At that point, the test is doing more than just tracing the graph.

Each dataset row becomes its own parametrized pytest case. For each case, LangSmith receives:

The input: {"user_input": ...}
The reference data: {"expected_terms": ...}
The graph output: {"final_output": ...}
The deterministic evaluator feedback: completeness
The pytest pass/fail result

After running the test with LangSmith configured, those examples appear in the LangSmith Datasets & Experiments view:

LangSmith Datasets & Experiments output

That gives the project a primary evaluation path and a fallback:

LangSmith-backed pytest evaluation for tracked examples, scores, and experiment comparison
Local pytest fallback for fast, portable regression checks when credentials are unavailable

LangSmith Tracing

Tracing focuses on understanding what happened during a graph run.

LangSmith Evaluation

Evaluation focuses on judging the quality of the resulting output for a dataset example.

The refactored test logs inputs, reference outputs, generated outputs, and feedback. That’s what turns the pytest case into a real LangSmith evaluation.

With LANGSMITH_API_KEY set:

Results are logged externally
You can track runs over time
Compare experiments

Without LANGSMITH_API_KEY:

Everything still runs locally
No friction for contributors

This keeps the system:

Portable
Easy to run
Not tied to a specific tool

Why Evaluation Helps

Without evaluation:

Improvements are guesswork
Regressions go unnoticed
You rely on manual inspection

With evaluation:

You can measure change
You can compare versions
You can iterate with confidence

You move from:

I think this is better

to:

This version improved completeness from 0.5 to 0.8

Testing vs Evaluation (Clear Separation)

It’s important to keep this distinction clear:

Testing

Validates correctness
Deterministic
Focused on behavior

Evaluation

Measures quality
Often heuristic
Focused on usefulness

In this project:

pytest handles both
But the responsibilities are separate

If your tests depend on output quality, they will fail for the wrong reasons. If you skip evaluation, you won’t know if your system is improving.

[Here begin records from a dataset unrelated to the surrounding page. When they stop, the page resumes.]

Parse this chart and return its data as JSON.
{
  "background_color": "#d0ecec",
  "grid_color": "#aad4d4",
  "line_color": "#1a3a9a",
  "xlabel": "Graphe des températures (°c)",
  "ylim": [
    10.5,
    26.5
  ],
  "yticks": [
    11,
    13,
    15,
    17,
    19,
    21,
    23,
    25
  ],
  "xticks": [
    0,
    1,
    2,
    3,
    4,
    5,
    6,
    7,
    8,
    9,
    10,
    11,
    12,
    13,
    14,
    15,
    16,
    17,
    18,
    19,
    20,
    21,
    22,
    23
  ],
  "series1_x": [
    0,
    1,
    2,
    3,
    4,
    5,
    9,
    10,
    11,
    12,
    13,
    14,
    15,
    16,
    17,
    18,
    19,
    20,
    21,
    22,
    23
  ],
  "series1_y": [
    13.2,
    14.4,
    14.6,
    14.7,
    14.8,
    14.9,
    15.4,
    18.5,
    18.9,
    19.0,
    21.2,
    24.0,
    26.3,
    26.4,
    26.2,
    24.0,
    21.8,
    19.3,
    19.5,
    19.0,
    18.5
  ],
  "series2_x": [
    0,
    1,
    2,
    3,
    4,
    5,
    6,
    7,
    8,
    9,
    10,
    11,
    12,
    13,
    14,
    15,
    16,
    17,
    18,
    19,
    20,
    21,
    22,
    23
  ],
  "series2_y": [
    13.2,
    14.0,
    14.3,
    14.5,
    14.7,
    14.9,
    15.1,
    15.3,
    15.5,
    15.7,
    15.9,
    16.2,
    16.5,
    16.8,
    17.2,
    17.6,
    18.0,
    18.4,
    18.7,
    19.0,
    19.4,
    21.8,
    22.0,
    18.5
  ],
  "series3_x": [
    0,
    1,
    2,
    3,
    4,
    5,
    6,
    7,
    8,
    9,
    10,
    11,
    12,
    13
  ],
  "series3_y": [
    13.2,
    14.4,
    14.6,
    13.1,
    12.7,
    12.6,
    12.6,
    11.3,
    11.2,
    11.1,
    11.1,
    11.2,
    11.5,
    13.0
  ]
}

A Practical Way to Evolve This

This example intentionally starts with deterministic heuristics because they’re:

Easy to understand
Easy to debug
Cheap to run
Stable in CI

In a real system, you would likely evolve this further with:

Larger and more representative datasets
More nuanced scoring strategies
LLM-as-Judge evaluators for semantic quality assessment
Pairwise preference comparisons
Human review workflows

But the structure stays the same:

Dataset → Run graph → Score outputs → Track results

The evaluation layer becomes more sophisticated over time, but the workflow itself remains stable.

Why You Need Both

Testing helps ensure the workflow behaves correctly.
Evaluation helps determine whether the outputs are actually useful.

In practice, production systems usually need both.

What’s Next

In the next post, we’ll push this further by introducing:

Parallel execution with multiple workers
Aggregation patterns
New failure modes
And how to test all of it

Spoiler alert: Parallel execution introduces a whole new set of testing problems.

Final Thought

AI systems generally improve once their outputs can be measured and compared consistently over time.

That’s when iteration becomes much more engineering-driven instead of relying on intuition alone.